Bouygues Civil Works Florida has mobilized for its Port of Miami tunnel contract with a portable plant bound less by footprint limitations than head room. After configuring equipment to a site below Interstate 395, Montreal-based BMH Systems shipped a portable plant in three modules, stacked to 26 ft., a few feet below the highway. The plant is geared to producing 55- to 80-yd./hour of grout and roller-compacted mixes, delivering them to a site portal—about 900 ft. away—via small, custom cars.

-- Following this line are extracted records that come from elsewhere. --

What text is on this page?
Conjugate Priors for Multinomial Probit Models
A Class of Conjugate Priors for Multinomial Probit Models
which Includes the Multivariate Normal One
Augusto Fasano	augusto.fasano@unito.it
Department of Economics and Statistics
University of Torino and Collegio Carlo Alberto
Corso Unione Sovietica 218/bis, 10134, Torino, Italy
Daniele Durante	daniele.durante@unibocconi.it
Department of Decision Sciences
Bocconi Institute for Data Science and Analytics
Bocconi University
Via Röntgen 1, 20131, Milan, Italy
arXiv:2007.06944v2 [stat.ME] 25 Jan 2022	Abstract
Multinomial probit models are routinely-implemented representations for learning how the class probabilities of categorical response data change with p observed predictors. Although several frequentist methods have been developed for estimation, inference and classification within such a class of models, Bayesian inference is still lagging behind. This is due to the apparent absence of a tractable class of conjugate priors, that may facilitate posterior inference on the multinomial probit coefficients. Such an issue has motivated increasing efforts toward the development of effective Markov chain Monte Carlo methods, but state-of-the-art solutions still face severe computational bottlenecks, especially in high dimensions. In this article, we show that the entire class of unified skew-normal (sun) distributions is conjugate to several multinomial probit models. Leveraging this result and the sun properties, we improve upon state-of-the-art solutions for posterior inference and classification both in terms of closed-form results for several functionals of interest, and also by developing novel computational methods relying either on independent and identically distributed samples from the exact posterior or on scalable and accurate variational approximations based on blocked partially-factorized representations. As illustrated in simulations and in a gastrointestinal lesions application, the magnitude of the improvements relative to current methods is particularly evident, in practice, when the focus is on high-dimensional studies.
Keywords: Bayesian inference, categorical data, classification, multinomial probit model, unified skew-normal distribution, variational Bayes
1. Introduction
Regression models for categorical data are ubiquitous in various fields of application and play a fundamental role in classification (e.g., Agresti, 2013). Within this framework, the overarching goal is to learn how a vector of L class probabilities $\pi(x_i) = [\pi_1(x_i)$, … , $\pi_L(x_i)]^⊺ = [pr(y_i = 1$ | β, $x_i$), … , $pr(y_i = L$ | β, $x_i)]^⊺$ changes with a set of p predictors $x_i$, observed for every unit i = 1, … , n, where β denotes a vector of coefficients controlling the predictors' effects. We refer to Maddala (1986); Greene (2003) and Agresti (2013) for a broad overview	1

BMH engineers needed to tailor the plant for a very limited area but provide maximum production flexibility for high flowability or RCC mixes. They equipped the operation with a three-compartment, 50-ton aggregate bin; aggregate, cement, bentonite and water weigh hoppers and conveyors or pipes; skip hoist; twin shaft mixer; RCC mix holding hopper; agitating hopper for grout; one 70-ton and two 50-ton cement silos, plus companion bentonite storage; and, control room. The twin shaft mixer charges a conveyor transferring grout or RCC mixes to their holding hoppers. Plant construction began in mid-2010 following a go-ahead from the Florida Department of Transportation to set up production in the I-395 right-of-way.

Bouygues Civil is pumping grout to reinforce twin, 3,900-ft. long, two-lane tunnels; each are built of precast concrete segments forming a structure of 41-ft. outside diameter. RCC will be used for service pavements. Scheduled for 2014 completion, the $607 million project will connect the Port of Miami to Interstate 395 via Watson Island.